Reisen, das ist eines der Themen, die die Corona-Pandemie nun in neuem Licht erscheinen lässt. Waren wir als Europäer:innen gewohnt, in nahezu jedes Land der Erde spontan reisen zu können, veränderte die Pandemie vieles: Grenzen wurden wieder wahrnehmbar, Einreiseverbote wurden ausgesprochen, Quarantäneverpflichtungen eingesetzt, der Flugverkehr kam fast zum Erliegen, und die Reiseziele verlagerten sich vielfach: das Gute liege doch so nah. Für diejenigen, die verreisen können, ist Reisen eine Flucht aus dem Alltag. Reisen als Teil der individuellen Freiheit, der Persönlichkeitsentwicklung oder der Erweiterung der Perspektiven auf die Welt, auf Gesellschaften und auf sich selbst. Reisen führen auch immer wieder an touristische Hotspots, darunter auch (natürlich nicht nur) an Orte der Geschichte: Das Schloss Neuschwanstein oder das Heidelberger Schloss fehlen wohl selten auf einer Reise US-amerikanischer oder japanischer Tourist:innen in Deutschland. Aber auch Orte der NS-Zeit sind Ziele von Urlauber:innen: Dachau als Teil des München-Urlaubs, Sachsenhausen als Bestandteil einer Berlin-Reise oder ein Tagesauflug von Krakau nach Oświęcim, um nur einige Beispiele zu nennen. Reisen an „dunkle“ Urlaubsorte gewinnen zunehmend an ökonomischer Bedeutung. Die vorliegende Ausgabe der „informationen“ greift das Themenfeld Tourismus und Nationalsozialismus auf. Denn gerade im verklärenden Rückblick erschien es vielen Deutschen so, als sei unter der NS-Herrschaft ihr alter Traum vom Reisen möglich geworden. Die Autor:innen der "informationen" blicken dabei u.a. auf den Schifffahrtstourismus durch die Organisation "Kraft durch Freude", auf ausländische Tourist:innen im "3. Reich", auf das Deutsche Jugendherbergswerk oder auf den Obersalzberg.
INHALT
Sascha Howind: "Unter Hitler sind wir alle Kaiser". Tourismus mit der NS-Organisation "Kraft durch Freude"

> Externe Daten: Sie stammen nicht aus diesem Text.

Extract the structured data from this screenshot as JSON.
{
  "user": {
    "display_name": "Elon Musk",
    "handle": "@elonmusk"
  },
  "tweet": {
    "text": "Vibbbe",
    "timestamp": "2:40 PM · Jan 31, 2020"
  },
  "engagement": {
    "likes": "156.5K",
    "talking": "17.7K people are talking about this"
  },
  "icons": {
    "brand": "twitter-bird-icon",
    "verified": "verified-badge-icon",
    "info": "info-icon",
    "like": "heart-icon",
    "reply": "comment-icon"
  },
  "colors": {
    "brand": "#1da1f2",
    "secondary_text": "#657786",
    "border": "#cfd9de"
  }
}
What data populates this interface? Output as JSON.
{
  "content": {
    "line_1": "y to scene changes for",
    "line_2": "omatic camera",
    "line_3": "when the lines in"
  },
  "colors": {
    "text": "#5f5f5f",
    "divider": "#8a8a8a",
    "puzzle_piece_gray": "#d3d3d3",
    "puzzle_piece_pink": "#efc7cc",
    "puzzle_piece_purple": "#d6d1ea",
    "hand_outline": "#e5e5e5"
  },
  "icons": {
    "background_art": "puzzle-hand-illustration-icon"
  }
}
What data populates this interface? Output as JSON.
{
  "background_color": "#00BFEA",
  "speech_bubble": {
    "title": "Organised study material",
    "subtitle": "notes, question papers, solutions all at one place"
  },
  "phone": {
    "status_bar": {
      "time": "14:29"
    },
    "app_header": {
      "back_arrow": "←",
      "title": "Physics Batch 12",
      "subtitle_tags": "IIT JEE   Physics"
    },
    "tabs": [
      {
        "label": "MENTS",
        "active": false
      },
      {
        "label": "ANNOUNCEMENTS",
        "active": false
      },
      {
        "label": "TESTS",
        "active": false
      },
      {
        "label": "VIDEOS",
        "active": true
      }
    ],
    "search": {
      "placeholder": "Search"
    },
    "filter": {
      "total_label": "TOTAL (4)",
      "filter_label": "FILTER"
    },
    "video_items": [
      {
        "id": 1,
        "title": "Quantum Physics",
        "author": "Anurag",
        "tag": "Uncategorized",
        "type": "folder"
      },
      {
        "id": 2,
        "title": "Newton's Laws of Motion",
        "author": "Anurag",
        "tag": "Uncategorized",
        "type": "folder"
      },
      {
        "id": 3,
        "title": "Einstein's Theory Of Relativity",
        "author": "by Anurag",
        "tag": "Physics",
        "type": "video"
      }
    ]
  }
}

Hasso Spode: Gleichschaltung und Imagepflege. Der "freie" Fremdenverkehr im "Dritten Reich"
Eva Kraus: Ein wohlwollendes Verhältnis. Das Deutsche Jugendherbergswerk im Nationalsozialismus
Joachim Schindler: Seilschaften auf dem Weg in die Katastrophe. Sächsische Bergsteiger- und Tourismusvereine 1933-1945
Urlaubsziel Gedenkstätte? Ein Gespräch mit Ulrich Unseld (KZ-Gedenkstätte Dachau)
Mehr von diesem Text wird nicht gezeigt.